Problem : The speed of a particle, projected at 60°, is 20 m/s at the time of projection. Find the time interval for projectile to loose half its initial speed.

Solution : Here, we see that final and initial speeds (not velocity) are subject to given condition. We need to use the given condition with appropriate expressions of speeds for two instants.

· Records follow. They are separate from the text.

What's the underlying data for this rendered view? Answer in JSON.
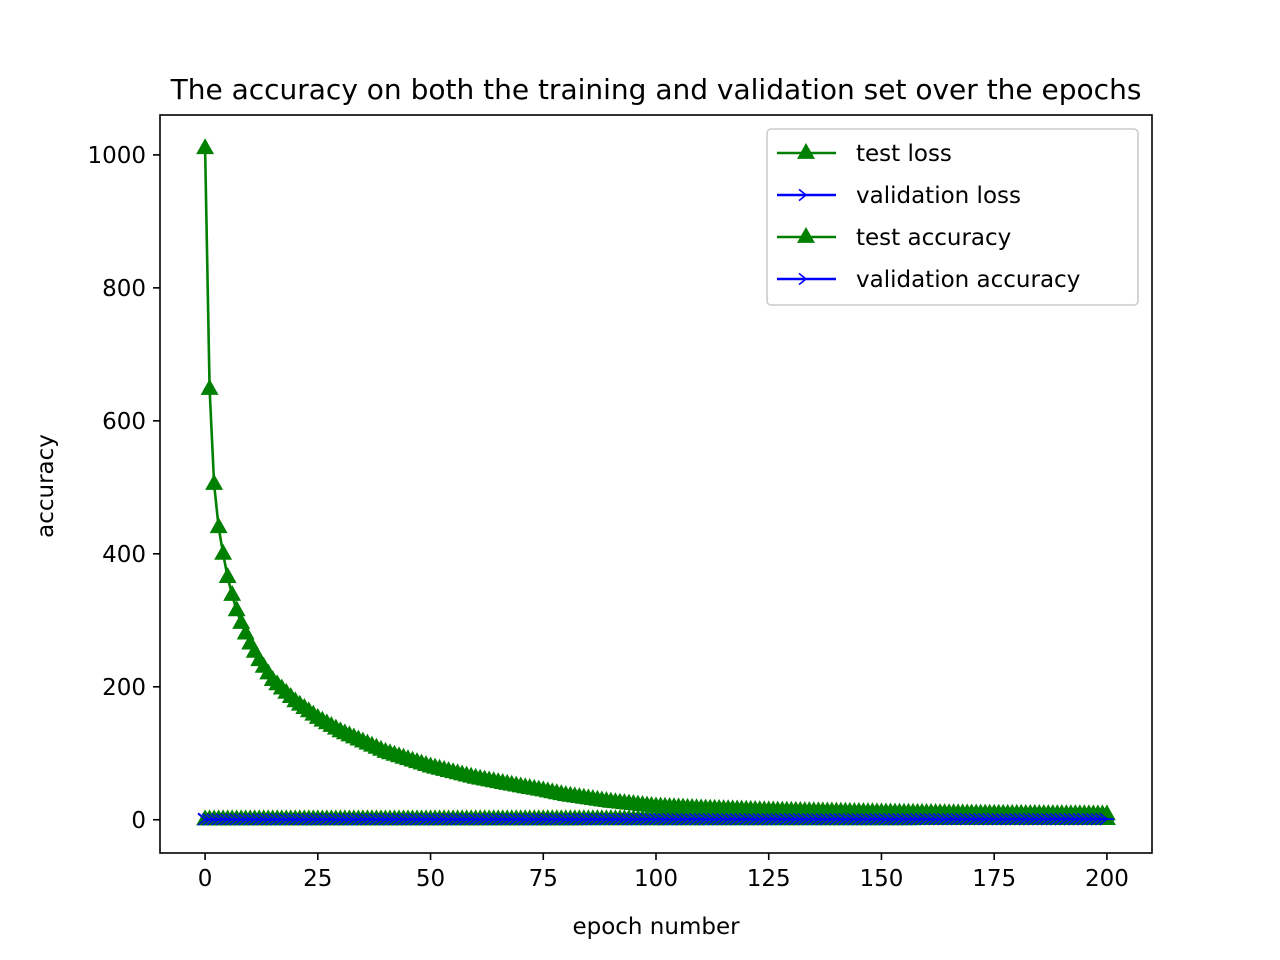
{
  "chart_data": {
    "type": "line",
    "title": "The accuracy on both the training and validation set over the epochs",
    "xlabel": "epoch number",
    "ylabel": "accuracy",
    "xlim": [
      -10,
      210
    ],
    "ylim": [
      -50,
      1060
    ],
    "xticks": [
      0,
      25,
      50,
      75,
      100,
      125,
      150,
      175,
      200
    ],
    "yticks": [
      0,
      200,
      400,
      600,
      800,
      1000
    ],
    "grid": false,
    "legend_position": "top-right",
    "x_range": [
      0,
      200
    ],
    "series": [
      {
        "name": "test loss",
        "color": "#008000",
        "marker": "triangle",
        "values_sampled": {
          "x": [
            0,
            1,
            2,
            3,
            4,
            5,
            6,
            7,
            8,
            9,
            10,
            12,
            15,
            20,
            25,
            30,
            40,
            50,
            60,
            70,
            75,
            80,
            90,
            100,
            110,
            125,
            150,
            175,
            200
          ],
          "y": [
            1010,
            648,
            505,
            440,
            400,
            365,
            338,
            315,
            296,
            280,
            265,
            240,
            210,
            178,
            153,
            133,
            102,
            80,
            63,
            50,
            44,
            37,
            27,
            20,
            17,
            14,
            11,
            9,
            8
          ]
        }
      },
      {
        "name": "validation loss",
        "color": "#0000ff",
        "marker": "tri_right",
        "values_sampled": {
          "x": [
            0,
            200
          ],
          "y": [
            1.5,
            0.5
          ]
        }
      },
      {
        "name": "test accuracy",
        "color": "#008000",
        "marker": "triangle",
        "values_sampled": {
          "x": [
            0,
            200
          ],
          "y": [
            0.5,
            1
          ]
        }
      },
      {
        "name": "validation accuracy",
        "color": "#0000ff",
        "marker": "tri_right",
        "values_sampled": {
          "x": [
            0,
            200
          ],
          "y": [
            0.5,
            1
          ]
        }
      }
    ]
  }
}
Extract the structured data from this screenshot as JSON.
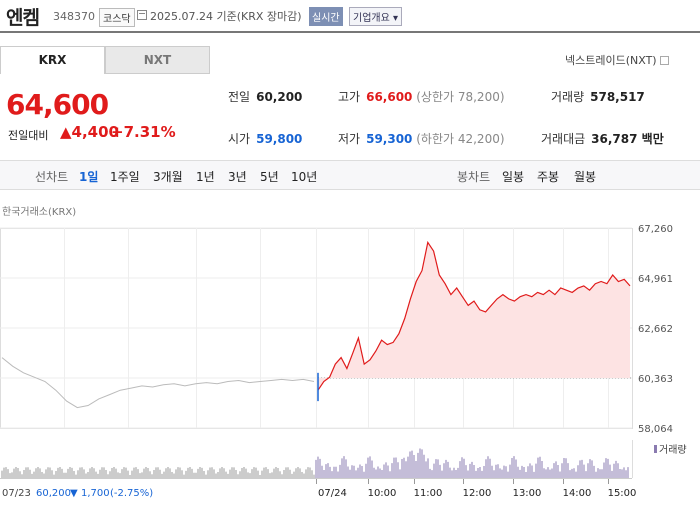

$$u=\sqrt{\left(u_x^2+u_y^2\right)}$$

$$v=\sqrt{\left(v_x^2+v_y^2\right)}$$

According to question,

$$u=2v$$

$$\Rightarrow u^2=4v^2$$

$$\Rightarrow u_x^2+u_y^2=4\left(v_x^2+v_y^2\right)$$

But, horizontal component of velocity remains same. Hence,

$$\Rightarrow u_x^2+u_y^2=4\left(u_x^2+v_y^2\right)$$

Rearranging for vertical velocity :

$$v_y^2=u_y^2-3u_x^2={\left(20\sin {60}^0\right)}^2-3X{\left(20\cos {60}^0\right)}^2$$

$$v_y^2=20X\frac{3}{4}-3X20X\frac{1}{4}=0$$

The component of velocity in vertical direction becomes zero for the given condition. This means that the projectile has actually reached the maximum height for the given condition. The time to reach maximum height is half of the time of flight :

$$t=\frac{u\sin \theta }{g}=\frac{20X\sin {60}^0}{10}=\sqrt{3}s$$

Problem : A man can throw a ball to a greatest height denoted by "h". Find the greatest horizontal distance that he can throw the ball (consider g = 10 $m/s^2$ ).

Solution : The first part of the question provides the information about the initial speed. We know that projectile achieves greatest height in vertical throw. Let "u" be the initial speed. We can, now, apply equation of motion " $v^2=u^2+2gy$ " for vertical throw. We use this form of equation as we want to relate initial speed with the greatest height.

Here, v = 0; a = -g

$$\begin{array}{l}\Rightarrow 0=u^2-2gh\\ u^2=2gh\end{array}$$

The projectile, on the other hand, attains greatest horizontal distance for the angle of projection, θ = 45°. Accordingly, the greatest horizontal distance is :

$$\begin{array}{l}{R}_{\max }=\frac{u^2\sin 2X\mathrm{45°}}{g}=\frac{u^2\sin \mathrm{90°}}{g}=\frac{u^2}{g}=\frac{2gh}{g}=2h\end{array}$$